Wednesday, December 10, 2014

A winter's hike around the village of Malaucène

Yesterday I was around the village of Malaucène, tucked on the north face of Mont Ventoux, checking our self-guided route notes for holiday: Under the silhouette of Mont Ventoux

The air was crisp, below freezing on the slopes, but the light beautiful, and so serene. I didn't see another walker all day.





Malaucène doesn't boast the same jaw-dropping scenery as some of the villages in the Luberon, but it remains authentic, picturesque, quaint. Dilapidated façades, real cafés where yesterday the locals were smoking indoors, older men playing cards and chess, women wrapped in winter gear buying produce at the market (yesterday was Wednesday, the village market day). No fancy cars, and no cameras... except mine...  

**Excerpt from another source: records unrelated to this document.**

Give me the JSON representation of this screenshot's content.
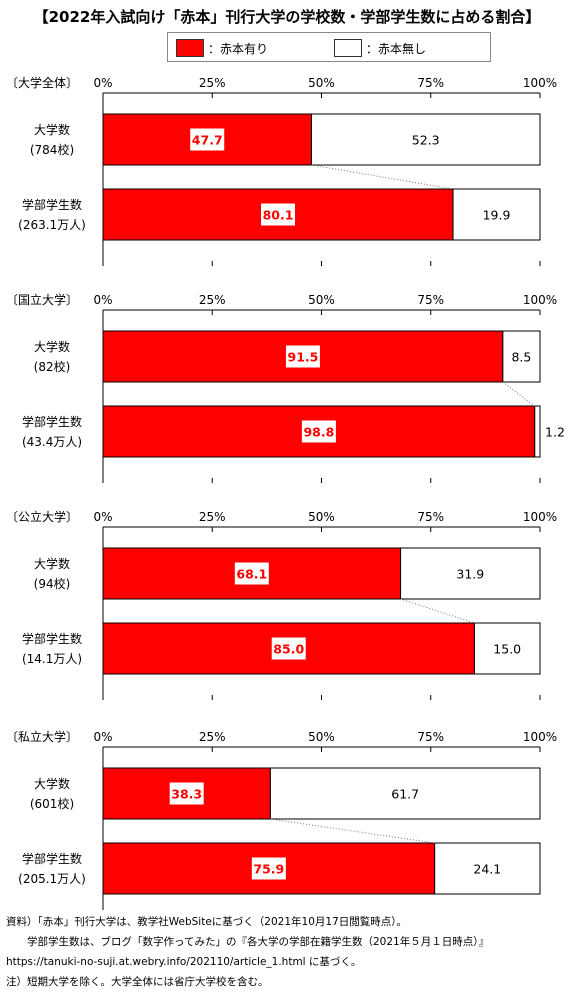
{
  "title": "【2022年入試向け「赤本」刊行大学の学校数・学部学生数に占める割合】",
  "legend": [
    {
      "label": "：赤本有り",
      "color": "#ff0000"
    },
    {
      "label": "：赤本無し",
      "color": "#ffffff"
    }
  ],
  "chart_data": {
    "type": "bar",
    "orientation": "horizontal",
    "stacked": true,
    "xlim": [
      0,
      100
    ],
    "x_ticks": [
      "0%",
      "25%",
      "50%",
      "75%",
      "100%"
    ],
    "series": [
      {
        "name": "赤本有り",
        "color": "#ff0000"
      },
      {
        "name": "赤本無し",
        "color": "#ffffff"
      }
    ],
    "panels": [
      {
        "label": "〔大学全体〕",
        "bars": [
          {
            "name": "大学数",
            "sub": "(784校)",
            "with": 47.7,
            "without": 52.3
          },
          {
            "name": "学部学生数",
            "sub": "(263.1万人)",
            "with": 80.1,
            "without": 19.9
          }
        ]
      },
      {
        "label": "〔国立大学〕",
        "bars": [
          {
            "name": "大学数",
            "sub": "(82校)",
            "with": 91.5,
            "without": 8.5
          },
          {
            "name": "学部学生数",
            "sub": "(43.4万人)",
            "with": 98.8,
            "without": 1.2
          }
        ]
      },
      {
        "label": "〔公立大学〕",
        "bars": [
          {
            "name": "大学数",
            "sub": "(94校)",
            "with": 68.1,
            "without": 31.9
          },
          {
            "name": "学部学生数",
            "sub": "(14.1万人)",
            "with": 85.0,
            "without": 15.0
          }
        ]
      },
      {
        "label": "〔私立大学〕",
        "bars": [
          {
            "name": "大学数",
            "sub": "(601校)",
            "with": 38.3,
            "without": 61.7
          },
          {
            "name": "学部学生数",
            "sub": "(205.1万人)",
            "with": 75.9,
            "without": 24.1
          }
        ]
      }
    ]
  },
  "notes": [
    "資料）「赤本」刊行大学は、教学社WebSiteに基づく（2021年10月17日閲覧時点）。",
    "　　学部学生数は、ブログ「数字作ってみた」の『各大学の学部在籍学生数（2021年５月１日時点）』",
    "https://tanuki-no-suji.at.webry.info/202110/article_1.html に基づく。",
    "注）短期大学を除く。大学全体には省庁大学校を含む。"
  ]
}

The camera wasn't working during the hike itself, which took me up to the chapel Saint Sidoine on the northern slopes of the mountain. Ventoux is an isolated mountain, and you need only climb 200-300m before the views are wide sweeping. Perched above a jagged cliff, the chapel became my short sandwich break before the steep slopes led me back down to the plains.

The plains are carpeted with cherry orchards, vines, truffle oak plantations, and framing a few sleepy hamlets. Below is a lone persimmon tree. It took a while to find a ripe one that hadn't rotted, but it was the sweetest thing I'd eaten in a long time.






The truffle oak below sits on a clearly parched surface, where there is no vegetation. it's a clue that there are truffles below. The truffle is a very finicky mushroom, and isn't keen to grow amid other vegetation. In fact, it'll send up a toxic substance that kills the vegetation at the surface of the tree, hence the clue.